Kevin & Theresa who married in 1951.

Patrick Joseph Kevin Crowley came into this world on March 17th 1921. An Irishman, born on the most auspicious of days, he was christened Patrick but was known, by everyone as Kevin. He was almost the baby of the family (only Eileen) being younger. He would tell stories of growing up in Friars Walk; of working in the garden, of Mickey the horse and his love of playing Hurling. As a child I had a rocking horse called Mickey and unusually for a boy living in London, there were always a couple of hurleys in the back garden. (with the ball invariably in next door’s garden) I have a Hurling medal dating back to 1939 when St. Finbarr’s won the Cork Minor Championship. He must have been quite a player!

After Leaving Cert. he studied for a B. Comm. at UCC. After qualifying, he went to work for Aer Lingus in Dublin. I have a photo of a very young Dad, with an address in Pembroke Road, Ballsbridge, on the back. He must have lodged there. Aer Lingus were expanding their operation into the UK and they wanted a young, single man to go to London to work. Dad fitted the bill and in 1948 he came to London. He knew a family called Burt who lived in Ruislip. He would spend a great deal of time with them and he met a friend of the family, Teresa Sweeney. They were married in 1951, and the Burt’s daughter, Mary (now O’Connell) was bridesmaid. I came along in 1953.

Dad commuted to London every day, working firstly for Aer Lingus, Dan Air and finally Wimpey Construction. Early childhood memories are always dim but two things shine through. Dad had green fingers!! Our garden was his pride and joy; a cross between Kew Gardens and Croke Park. Terrific flowers but still a place to play Hurling! Secondly, Dad loved a good debate. Coming from an Irish family, living in London, he could always be relied on to give a different perspective to the one prevalent in the British media. From him, I have inherited my love of politics, economics and current affairs. My wife says that I am argumentative; I say I like to explore both sides!! With hindsight the seeds were sown during my childhood winters. Saturdays were spent watching the 5 Nations (pre Italy) Rugby and we would deliberately support different sides. How he would love it now, with a Welsh wife and a Scottish son in law? At least we agree on everyone beating France!

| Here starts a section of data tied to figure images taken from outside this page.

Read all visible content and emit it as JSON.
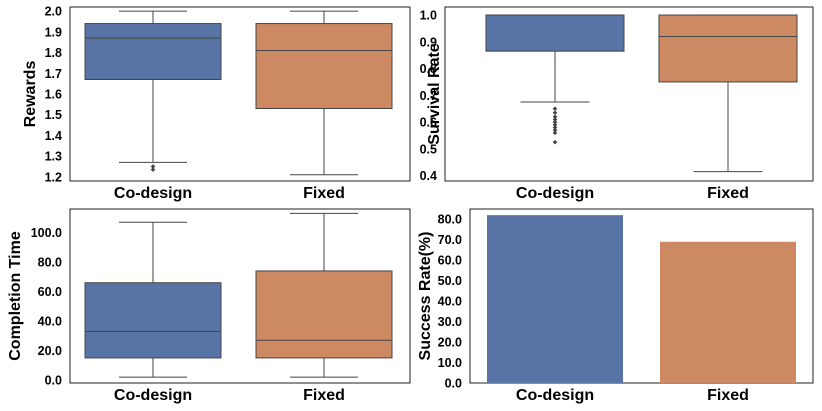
{
  "colors": {
    "codesign": "#5874a6",
    "fixed": "#cd8962",
    "line": "#444444"
  },
  "chart_data": [
    {
      "type": "box",
      "ylabel": "Rewards",
      "ylim": [
        1.18,
        2.02
      ],
      "yticks": [
        1.2,
        1.3,
        1.4,
        1.5,
        1.6,
        1.7,
        1.8,
        1.9,
        2.0
      ],
      "tick_labels": [
        "1.2",
        "1.3",
        "1.4",
        "1.5",
        "1.6",
        "1.7",
        "1.8",
        "1.9",
        "2.0"
      ],
      "categories": [
        "Co-design",
        "Fixed"
      ],
      "boxes": [
        {
          "whislo": 1.27,
          "q1": 1.67,
          "med": 1.87,
          "q3": 1.94,
          "whishi": 2.0,
          "fliers": [
            1.25,
            1.235
          ]
        },
        {
          "whislo": 1.21,
          "q1": 1.53,
          "med": 1.81,
          "q3": 1.94,
          "whishi": 2.0,
          "fliers": []
        }
      ]
    },
    {
      "type": "box",
      "ylabel": "Survival Rate",
      "ylim": [
        0.38,
        1.03
      ],
      "yticks": [
        0.4,
        0.5,
        0.6,
        0.7,
        0.8,
        0.9,
        1.0
      ],
      "tick_labels": [
        "0.4",
        "0.5",
        "0.6",
        "0.7",
        "0.8",
        "0.9",
        "1.0"
      ],
      "categories": [
        "Co-design",
        "Fixed"
      ],
      "boxes": [
        {
          "whislo": 0.675,
          "q1": 0.865,
          "med": 1.0,
          "q3": 1.0,
          "whishi": 1.0,
          "fliers": [
            0.65,
            0.635,
            0.62,
            0.61,
            0.6,
            0.59,
            0.58,
            0.57,
            0.56,
            0.525
          ]
        },
        {
          "whislo": 0.415,
          "q1": 0.75,
          "med": 0.92,
          "q3": 1.0,
          "whishi": 1.0,
          "fliers": []
        }
      ]
    },
    {
      "type": "box",
      "ylabel": "Completion Time",
      "ylim": [
        -2,
        116
      ],
      "yticks": [
        0,
        20,
        40,
        60,
        80,
        100
      ],
      "tick_labels": [
        "0.0",
        "20.0",
        "40.0",
        "60.0",
        "80.0",
        "100.0"
      ],
      "categories": [
        "Co-design",
        "Fixed"
      ],
      "boxes": [
        {
          "whislo": 2,
          "q1": 15,
          "med": 33,
          "q3": 66,
          "whishi": 107,
          "fliers": []
        },
        {
          "whislo": 2,
          "q1": 15,
          "med": 27,
          "q3": 74,
          "whishi": 113,
          "fliers": []
        }
      ]
    },
    {
      "type": "bar",
      "ylabel": "Success Rate(%)",
      "ylim": [
        0,
        85
      ],
      "yticks": [
        0,
        10,
        20,
        30,
        40,
        50,
        60,
        70,
        80
      ],
      "tick_labels": [
        "0.0",
        "10.0",
        "20.0",
        "30.0",
        "40.0",
        "50.0",
        "60.0",
        "70.0",
        "80.0"
      ],
      "categories": [
        "Co-design",
        "Fixed"
      ],
      "values": [
        82,
        69
      ]
    }
  ]
}
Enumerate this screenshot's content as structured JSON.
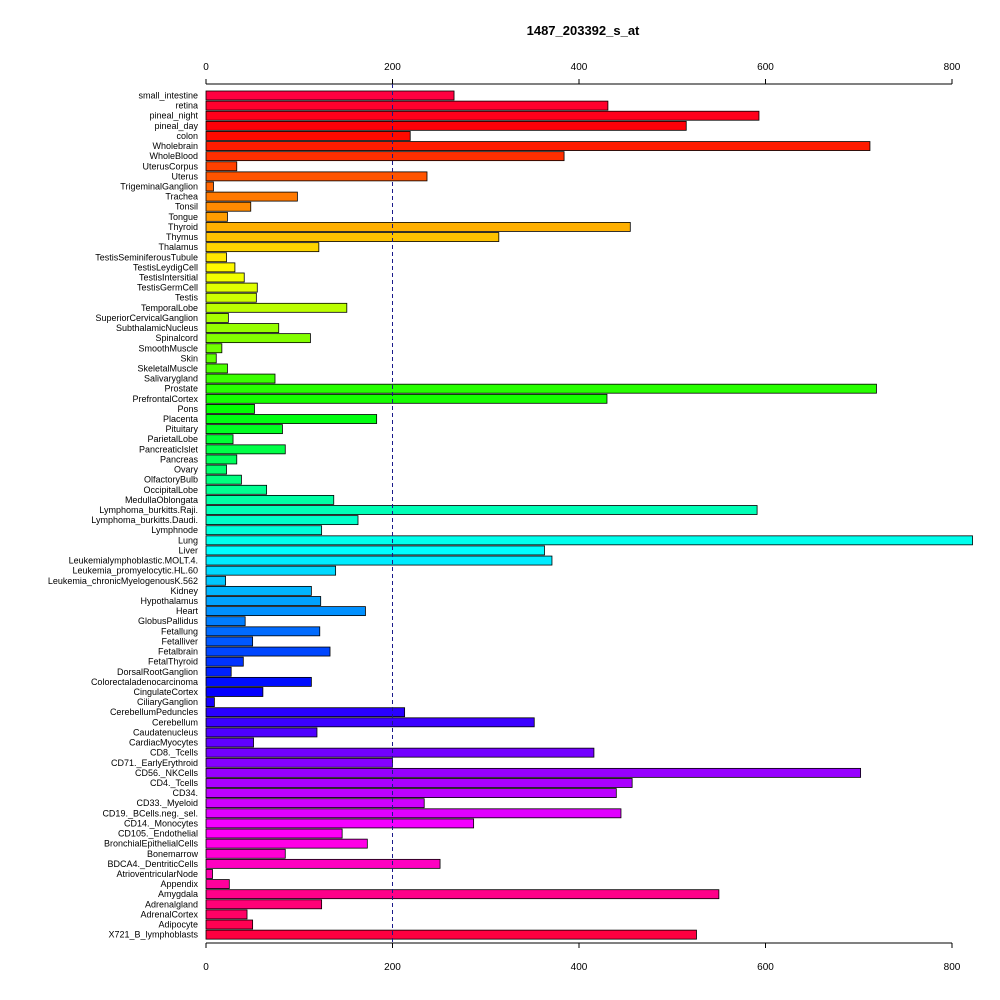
{
  "chart_data": {
    "type": "bar",
    "orientation": "horizontal",
    "title": "1487_203392_s_at",
    "xlabel": "",
    "ylabel": "",
    "xlim": [
      0,
      800
    ],
    "xticks": [
      "0",
      "200",
      "400",
      "600",
      "800"
    ],
    "tick_values": [
      0,
      200,
      400,
      600,
      800
    ],
    "reference_line": 200,
    "reference_line_style": "dashed",
    "reference_line_color": "#1a1a8a",
    "grid": false,
    "legend": "none",
    "color_scheme": "rainbow (red → magenta → blue → cyan → green → yellow → orange → red)",
    "categories": [
      "small_intestine",
      "retina",
      "pineal_night",
      "pineal_day",
      "colon",
      "Wholebrain",
      "WholeBlood",
      "UterusCorpus",
      "Uterus",
      "TrigeminalGanglion",
      "Trachea",
      "Tonsil",
      "Tongue",
      "Thyroid",
      "Thymus",
      "Thalamus",
      "TestisSeminiferousTubule",
      "TestisLeydigCell",
      "TestisIntersitial",
      "TestisGermCell",
      "Testis",
      "TemporalLobe",
      "SuperiorCervicalGanglion",
      "SubthalamicNucleus",
      "Spinalcord",
      "SmoothMuscle",
      "Skin",
      "SkeletalMuscle",
      "Salivarygland",
      "Prostate",
      "PrefrontalCortex",
      "Pons",
      "Placenta",
      "Pituitary",
      "ParietalLobe",
      "PancreaticIslet",
      "Pancreas",
      "Ovary",
      "OlfactoryBulb",
      "OccipitalLobe",
      "MedullaOblongata",
      "Lymphoma_burkitts.Raji.",
      "Lymphoma_burkitts.Daudi.",
      "Lymphnode",
      "Lung",
      "Liver",
      "Leukemialymphoblastic.MOLT.4.",
      "Leukemia_promyelocytic.HL.60",
      "Leukemia_chronicMyelogenousK.562",
      "Kidney",
      "Hypothalamus",
      "Heart",
      "GlobusPallidus",
      "Fetallung",
      "Fetalliver",
      "Fetalbrain",
      "FetalThyroid",
      "DorsalRootGanglion",
      "Colorectaladenocarcinoma",
      "CingulateCortex",
      "CiliaryGanglion",
      "CerebellumPeduncles",
      "Cerebellum",
      "Caudatenucleus",
      "CardiacMyocytes",
      "CD8._Tcells",
      "CD71._EarlyErythroid",
      "CD56._NKCells",
      "CD4._Tcells",
      "CD34.",
      "CD33._Myeloid",
      "CD19._BCells.neg._sel.",
      "CD14._Monocytes",
      "CD105._Endothelial",
      "BronchialEpithelialCells",
      "Bonemarrow",
      "BDCA4._DentriticCells",
      "AtrioventricularNode",
      "Appendix",
      "Amygdala",
      "Adrenalgland",
      "AdrenalCortex",
      "Adipocyte",
      "X721_B_lymphoblasts"
    ],
    "values": [
      266,
      431,
      593,
      515,
      219,
      712,
      384,
      33,
      237,
      8,
      98,
      48,
      23,
      455,
      314,
      121,
      22,
      31,
      41,
      55,
      54,
      151,
      24,
      78,
      112,
      17,
      11,
      23,
      74,
      719,
      430,
      52,
      183,
      82,
      29,
      85,
      33,
      22,
      38,
      65,
      137,
      591,
      163,
      124,
      822,
      363,
      371,
      139,
      21,
      113,
      123,
      171,
      42,
      122,
      50,
      133,
      40,
      27,
      113,
      61,
      9,
      213,
      352,
      119,
      51,
      416,
      200,
      702,
      457,
      440,
      234,
      445,
      287,
      146,
      173,
      85,
      251,
      7,
      25,
      550,
      124,
      44,
      50,
      526
    ]
  }
}
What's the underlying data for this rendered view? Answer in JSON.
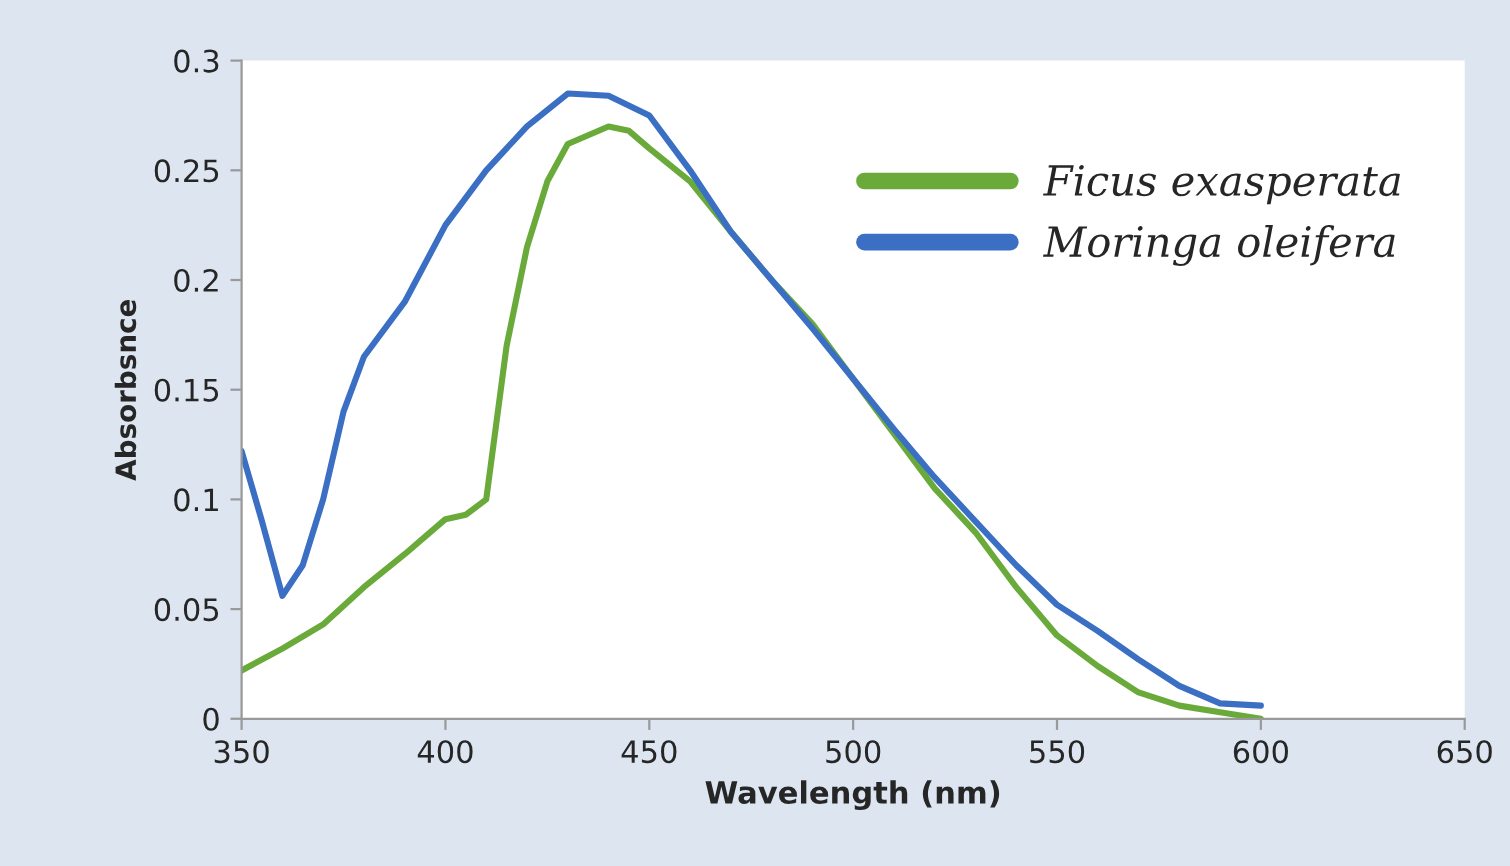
{
  "chart_data": {
    "type": "line",
    "xlabel": "Wavelength (nm)",
    "ylabel": "Absorbsnce",
    "xlim": [
      350,
      650
    ],
    "xticks": [
      350,
      400,
      450,
      500,
      550,
      600,
      650
    ],
    "ylim": [
      0,
      0.3
    ],
    "yticks": [
      0,
      0.05,
      0.1,
      0.15,
      0.2,
      0.25,
      0.3
    ],
    "grid": false,
    "legend": "top right",
    "marker": "none",
    "line_style": "solid",
    "series": [
      {
        "name": "Ficus exasperata",
        "color": "#6aaa3a",
        "x": [
          350,
          360,
          370,
          380,
          390,
          400,
          405,
          410,
          415,
          420,
          425,
          430,
          440,
          445,
          450,
          460,
          470,
          480,
          490,
          500,
          510,
          520,
          530,
          540,
          550,
          560,
          570,
          580,
          590,
          600
        ],
        "values": [
          0.022,
          0.032,
          0.043,
          0.06,
          0.075,
          0.091,
          0.093,
          0.1,
          0.17,
          0.215,
          0.245,
          0.262,
          0.27,
          0.268,
          0.26,
          0.245,
          0.222,
          0.2,
          0.18,
          0.155,
          0.13,
          0.105,
          0.085,
          0.06,
          0.038,
          0.024,
          0.012,
          0.006,
          0.003,
          0.0
        ]
      },
      {
        "name": "Moringa oleifera",
        "color": "#3a6fc4",
        "x": [
          350,
          355,
          360,
          365,
          370,
          375,
          380,
          390,
          400,
          410,
          420,
          430,
          440,
          450,
          460,
          470,
          480,
          490,
          500,
          510,
          520,
          530,
          540,
          550,
          560,
          570,
          580,
          590,
          600
        ],
        "values": [
          0.122,
          0.09,
          0.056,
          0.07,
          0.1,
          0.14,
          0.165,
          0.19,
          0.225,
          0.25,
          0.27,
          0.285,
          0.284,
          0.275,
          0.25,
          0.222,
          0.2,
          0.178,
          0.155,
          0.132,
          0.11,
          0.09,
          0.07,
          0.052,
          0.04,
          0.027,
          0.015,
          0.007,
          0.006
        ]
      }
    ]
  }
}
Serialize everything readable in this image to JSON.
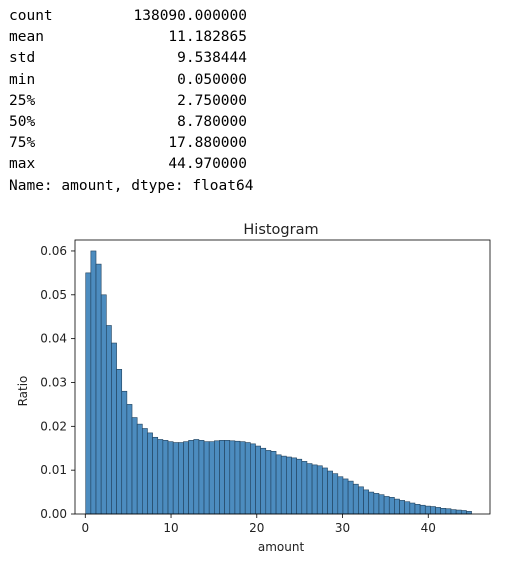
{
  "describe": {
    "rows": [
      {
        "key": "count",
        "value": "138090.000000"
      },
      {
        "key": "mean",
        "value": "11.182865"
      },
      {
        "key": "std",
        "value": "9.538444"
      },
      {
        "key": "min",
        "value": "0.050000"
      },
      {
        "key": "25%",
        "value": "2.750000"
      },
      {
        "key": "50%",
        "value": "8.780000"
      },
      {
        "key": "75%",
        "value": "17.880000"
      },
      {
        "key": "max",
        "value": "44.970000"
      }
    ],
    "footer": "Name: amount, dtype: float64"
  },
  "chart_data": {
    "type": "bar",
    "title": "Histogram",
    "xlabel": "amount",
    "ylabel": "Ratio",
    "xlim": [
      -1.2,
      47.2
    ],
    "ylim": [
      0,
      0.0625
    ],
    "xticks": [
      0,
      10,
      20,
      30,
      40
    ],
    "yticks": [
      0.0,
      0.01,
      0.02,
      0.03,
      0.04,
      0.05,
      0.06
    ],
    "grid": false,
    "bar_color": "#4c8cbf",
    "bar_edge_color": "#1f3f5a",
    "bin_start": 0.05,
    "bin_width": 0.6,
    "values": [
      0.055,
      0.06,
      0.057,
      0.05,
      0.043,
      0.039,
      0.033,
      0.028,
      0.025,
      0.022,
      0.0205,
      0.0195,
      0.0185,
      0.0175,
      0.017,
      0.0168,
      0.0165,
      0.0163,
      0.0163,
      0.0165,
      0.0168,
      0.017,
      0.0168,
      0.0165,
      0.0165,
      0.0167,
      0.0168,
      0.0168,
      0.0167,
      0.0166,
      0.0165,
      0.0163,
      0.016,
      0.0155,
      0.015,
      0.0145,
      0.0143,
      0.0135,
      0.0132,
      0.013,
      0.0128,
      0.0125,
      0.012,
      0.0115,
      0.0112,
      0.011,
      0.0105,
      0.0098,
      0.0092,
      0.0085,
      0.008,
      0.0075,
      0.0068,
      0.0062,
      0.0055,
      0.005,
      0.0047,
      0.0044,
      0.004,
      0.0038,
      0.0034,
      0.0031,
      0.0028,
      0.0025,
      0.0022,
      0.002,
      0.0018,
      0.0017,
      0.0015,
      0.0013,
      0.0012,
      0.001,
      0.0009,
      0.0008,
      0.0006
    ]
  }
}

He may have lived in England but Dad was a fiercely patriotic Irishman. The Cork Weekly Examiner would arrive, as would the shamrock on St. Patrick’s Day and he never lost his Cork brogue. My wife is Cathy; he never mastered the pronunciation of that and she was always “Ka-te”. I can hear it now.

The last years of Dad’s life were marred by terrible ill health. My mother was a saint in the way she looked after him. She let her own health slide and I found out later, left a breast cancer untreated. They died within three years of each other.

Dad has been gone for almost 19 years now and thankfully the memories of him are good ones. I am determined to finish on a bright note, with two happy and thankfully everlasting memories. The first is of Dad as a Grandfather to our three children. He had the ability to walk into a room of well- behaved children and turn them into wild things in 15 minutes. He loved children and they loved him. The second memory goes back over 50 years. Dad went to America to do some work for Aer Lingus and he came back with a model aircraft he bought in New York. I was about 7 or 8 and to me it seemed enormous. Off we went to the field near us to fly it and he must have done a good job in building it as we spent the entire afternoon chasing after it. A memory from 50 years ago I will take to my grave.